Description
What this project could be
I think this project needs someone who wants to make a world class python dataframe library and user experience take the helm. I will argue why I think this is a compelling opportunity to make a great piece of technology and have a wide impact across the data analytic space:
What this project could be
I think this project could be one of the most widely used data analysis libraries out there. Imagine a system that allows BOTH a fast dataframe API (ala pol.rs) but also first class SQL support (ala duckdb) that are both screaming fast (due to all the effort that goes into https://github.com/apache/arrow-datafusion) as well as easy to plug into the eco system (arrow / parquet) and extensible (UDFS, UDAs, etc)
DataFusion already posts great benchmark numbers, and I will post datafusion 28.0.0 benchmark when we have them.
How is this different than the mission of DataFusion?
DataFusion is a great project but is currently focused on building the core analytic engine:
DataFusion is a very fast, extensible query engine for building high-quality data-centric systems in Rust, using the Apache Arrow in-memory format.

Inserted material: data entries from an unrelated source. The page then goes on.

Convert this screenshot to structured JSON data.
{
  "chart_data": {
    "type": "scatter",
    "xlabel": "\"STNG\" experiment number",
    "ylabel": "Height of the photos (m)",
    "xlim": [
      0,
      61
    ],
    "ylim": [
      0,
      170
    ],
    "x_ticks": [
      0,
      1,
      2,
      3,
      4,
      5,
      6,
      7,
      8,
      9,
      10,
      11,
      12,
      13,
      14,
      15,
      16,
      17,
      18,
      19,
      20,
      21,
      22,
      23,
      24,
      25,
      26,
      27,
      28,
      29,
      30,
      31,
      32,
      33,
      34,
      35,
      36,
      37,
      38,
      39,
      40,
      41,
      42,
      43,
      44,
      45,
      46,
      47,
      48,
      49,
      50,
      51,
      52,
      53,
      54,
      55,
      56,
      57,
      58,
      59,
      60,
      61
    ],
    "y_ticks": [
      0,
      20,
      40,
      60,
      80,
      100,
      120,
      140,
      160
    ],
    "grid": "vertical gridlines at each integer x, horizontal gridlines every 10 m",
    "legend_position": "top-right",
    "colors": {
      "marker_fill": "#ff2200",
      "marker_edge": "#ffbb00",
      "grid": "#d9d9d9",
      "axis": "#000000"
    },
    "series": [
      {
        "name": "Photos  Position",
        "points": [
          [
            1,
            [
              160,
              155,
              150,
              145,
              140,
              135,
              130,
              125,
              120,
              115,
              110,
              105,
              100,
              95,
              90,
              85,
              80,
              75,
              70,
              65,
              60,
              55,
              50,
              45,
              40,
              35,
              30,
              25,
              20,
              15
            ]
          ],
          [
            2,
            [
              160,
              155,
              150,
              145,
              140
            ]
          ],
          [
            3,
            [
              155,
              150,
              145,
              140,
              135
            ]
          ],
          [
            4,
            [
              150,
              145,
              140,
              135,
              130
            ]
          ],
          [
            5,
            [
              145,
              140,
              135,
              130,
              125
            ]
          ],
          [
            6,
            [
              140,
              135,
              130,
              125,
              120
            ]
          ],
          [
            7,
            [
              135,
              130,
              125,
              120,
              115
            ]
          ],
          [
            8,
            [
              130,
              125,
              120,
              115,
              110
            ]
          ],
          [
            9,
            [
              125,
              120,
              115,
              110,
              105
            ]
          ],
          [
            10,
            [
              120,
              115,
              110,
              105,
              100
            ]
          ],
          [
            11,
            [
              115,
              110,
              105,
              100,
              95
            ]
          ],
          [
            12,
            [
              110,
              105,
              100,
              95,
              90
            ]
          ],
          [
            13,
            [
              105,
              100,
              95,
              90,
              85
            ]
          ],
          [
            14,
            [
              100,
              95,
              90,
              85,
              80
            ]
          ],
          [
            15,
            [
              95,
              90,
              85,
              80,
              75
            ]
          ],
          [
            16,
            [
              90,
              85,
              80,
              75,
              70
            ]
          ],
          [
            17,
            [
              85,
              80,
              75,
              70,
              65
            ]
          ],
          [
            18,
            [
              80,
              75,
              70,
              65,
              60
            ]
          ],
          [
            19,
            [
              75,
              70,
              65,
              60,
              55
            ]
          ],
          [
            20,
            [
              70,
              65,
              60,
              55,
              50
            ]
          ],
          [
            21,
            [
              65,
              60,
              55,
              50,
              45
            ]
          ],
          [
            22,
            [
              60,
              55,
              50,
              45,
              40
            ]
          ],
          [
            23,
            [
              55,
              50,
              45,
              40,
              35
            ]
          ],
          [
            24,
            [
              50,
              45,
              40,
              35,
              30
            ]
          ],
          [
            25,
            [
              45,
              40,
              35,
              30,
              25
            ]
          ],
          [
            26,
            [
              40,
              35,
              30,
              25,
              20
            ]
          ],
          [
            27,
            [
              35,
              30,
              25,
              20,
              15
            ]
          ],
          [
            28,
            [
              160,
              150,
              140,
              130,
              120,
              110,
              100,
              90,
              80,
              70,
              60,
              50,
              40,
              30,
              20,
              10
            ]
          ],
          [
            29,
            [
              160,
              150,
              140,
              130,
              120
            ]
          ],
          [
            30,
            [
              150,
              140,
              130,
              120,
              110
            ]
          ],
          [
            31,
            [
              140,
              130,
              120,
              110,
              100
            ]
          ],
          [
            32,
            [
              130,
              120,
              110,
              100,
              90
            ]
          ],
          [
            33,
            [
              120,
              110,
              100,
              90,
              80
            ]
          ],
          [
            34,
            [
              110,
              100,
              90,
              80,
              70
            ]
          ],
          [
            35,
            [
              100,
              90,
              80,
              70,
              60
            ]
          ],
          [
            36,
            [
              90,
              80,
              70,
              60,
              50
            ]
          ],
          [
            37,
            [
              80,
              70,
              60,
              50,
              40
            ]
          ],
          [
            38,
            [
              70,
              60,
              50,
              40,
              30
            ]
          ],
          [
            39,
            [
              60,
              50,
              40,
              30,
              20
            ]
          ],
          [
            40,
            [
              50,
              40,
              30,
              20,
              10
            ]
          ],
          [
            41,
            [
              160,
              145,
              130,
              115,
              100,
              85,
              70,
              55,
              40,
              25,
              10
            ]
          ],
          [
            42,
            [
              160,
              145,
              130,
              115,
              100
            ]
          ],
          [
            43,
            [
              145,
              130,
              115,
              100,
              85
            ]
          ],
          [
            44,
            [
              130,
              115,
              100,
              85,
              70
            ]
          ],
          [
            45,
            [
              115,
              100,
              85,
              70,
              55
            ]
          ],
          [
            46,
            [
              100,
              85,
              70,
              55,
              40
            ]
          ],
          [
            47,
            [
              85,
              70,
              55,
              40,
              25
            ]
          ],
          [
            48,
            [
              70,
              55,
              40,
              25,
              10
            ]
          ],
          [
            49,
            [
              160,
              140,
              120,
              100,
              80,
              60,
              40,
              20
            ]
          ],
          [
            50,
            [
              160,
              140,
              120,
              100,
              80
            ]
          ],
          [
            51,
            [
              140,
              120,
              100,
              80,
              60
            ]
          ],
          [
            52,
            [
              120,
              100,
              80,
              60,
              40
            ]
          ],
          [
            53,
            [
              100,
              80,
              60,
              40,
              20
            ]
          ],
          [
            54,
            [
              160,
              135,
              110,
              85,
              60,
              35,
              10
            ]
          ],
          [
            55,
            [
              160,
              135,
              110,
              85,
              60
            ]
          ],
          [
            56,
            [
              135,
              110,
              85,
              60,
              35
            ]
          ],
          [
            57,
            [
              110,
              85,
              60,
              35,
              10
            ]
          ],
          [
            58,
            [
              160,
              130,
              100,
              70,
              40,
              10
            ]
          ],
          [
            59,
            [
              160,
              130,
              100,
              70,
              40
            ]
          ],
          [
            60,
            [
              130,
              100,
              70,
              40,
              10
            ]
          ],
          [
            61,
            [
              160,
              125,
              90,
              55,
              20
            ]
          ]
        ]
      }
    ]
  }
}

This repository contains basic python bindings, but the user experience (UX) could be improved in so many ways.
The opportunity
This would be a great opportunity for someone to:
- Build some really cool technology
- Learn how to help grow an open source project and community with help and guidance from the rest of the DataFusion community
- Learn about analytic database technology, Arrow, etc
- Influence the direction of Development in DataFusion